It’s an all too familiar sound: the obnoxious tinkling of the ice cream truck passing by the house or park at the most inopportune time. The treats from the truck range from sticky to sweet and you know they are loaded with tons of sugar. But it is tempting to go for a little cool sweetness – I mean, it is darn hot out there. So, how about having your own sweet treats – only this time they are conventional sugar-free! My favorite sweeteners are maple syrup, unpasteurized honey and coconut sugar.
We’re talking homemade popsicles, gelato and ice cream here. It is surprisingly easy and the flavor is remarkably similar (or superior, depending on who you ask). All you need is a blender, fruity ingredients, some BPA free popsicle molds and a freezer.
1. Greek Yogurt Strawberry Popsicles: 1 cup yogurt, ½ cup milk (cow or almond) 1 cup strawberries (3/4 cup for puree, plus1/4 cup minced), 1 tbsp maple syrup. Add all ingredients (except reserved strawberry bits) into blender and blend until smooth. Transfer to bowl, add bits, and then fill up 6 popsicle molds. Freeze overnight.
2. Mango Gelato: 2 cups frozen mango, juice of half a lime, 2 tbsp coconut cream (the solid part of the coconut milk in the can, when the can has not been shaken), 1 tbsp maple syrup. Puree everything in a blender, serve right away or transfer to container and leave in freezer.

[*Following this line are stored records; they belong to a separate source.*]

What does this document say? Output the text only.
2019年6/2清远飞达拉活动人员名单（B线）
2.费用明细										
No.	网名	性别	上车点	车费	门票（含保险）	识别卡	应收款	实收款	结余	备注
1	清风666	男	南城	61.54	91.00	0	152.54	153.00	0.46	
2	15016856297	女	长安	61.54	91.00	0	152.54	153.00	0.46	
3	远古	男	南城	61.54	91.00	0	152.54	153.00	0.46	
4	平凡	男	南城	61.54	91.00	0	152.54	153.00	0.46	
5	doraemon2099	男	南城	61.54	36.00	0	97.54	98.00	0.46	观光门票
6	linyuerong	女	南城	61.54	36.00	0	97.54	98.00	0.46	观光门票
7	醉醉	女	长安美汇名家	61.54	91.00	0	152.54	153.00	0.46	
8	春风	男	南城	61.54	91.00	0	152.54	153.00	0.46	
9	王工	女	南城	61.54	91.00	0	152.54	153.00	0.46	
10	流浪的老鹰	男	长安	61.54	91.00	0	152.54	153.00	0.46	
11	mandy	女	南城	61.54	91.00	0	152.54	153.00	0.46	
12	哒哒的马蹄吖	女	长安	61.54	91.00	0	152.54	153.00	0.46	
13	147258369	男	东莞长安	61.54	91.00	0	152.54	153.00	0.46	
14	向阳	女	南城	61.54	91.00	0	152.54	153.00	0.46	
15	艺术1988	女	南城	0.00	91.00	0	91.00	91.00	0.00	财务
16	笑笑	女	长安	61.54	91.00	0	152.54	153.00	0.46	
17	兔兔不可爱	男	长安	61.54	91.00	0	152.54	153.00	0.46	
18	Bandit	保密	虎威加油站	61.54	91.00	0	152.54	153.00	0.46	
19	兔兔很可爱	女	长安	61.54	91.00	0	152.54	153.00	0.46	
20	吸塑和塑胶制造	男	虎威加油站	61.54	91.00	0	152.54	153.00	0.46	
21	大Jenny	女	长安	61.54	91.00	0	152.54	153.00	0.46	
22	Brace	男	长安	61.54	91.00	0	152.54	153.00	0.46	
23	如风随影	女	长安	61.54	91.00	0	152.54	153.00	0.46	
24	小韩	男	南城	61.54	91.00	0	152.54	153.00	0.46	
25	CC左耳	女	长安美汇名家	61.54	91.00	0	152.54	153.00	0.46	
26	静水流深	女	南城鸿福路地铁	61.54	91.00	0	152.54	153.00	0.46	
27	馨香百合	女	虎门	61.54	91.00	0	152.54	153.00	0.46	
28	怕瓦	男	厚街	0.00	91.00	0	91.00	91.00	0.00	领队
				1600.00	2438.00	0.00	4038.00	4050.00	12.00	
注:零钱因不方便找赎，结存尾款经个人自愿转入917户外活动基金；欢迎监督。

3. Chocolate Chia Ice Cream: 1/2 cup soaked almonds, 2 tbsp of chia seeds soaked in 1/3 cup water, 50 grams of melted 99% chocolate, 1 tsp vanilla extract and 2 tbsp of honey. Add all the ingredients to the blender with an additional 3/4 cup of water, blend until uniformly smooth. Transfer to used ice cream tub and freeze for about 5 hours before serving (any longer will produce an unworkable product).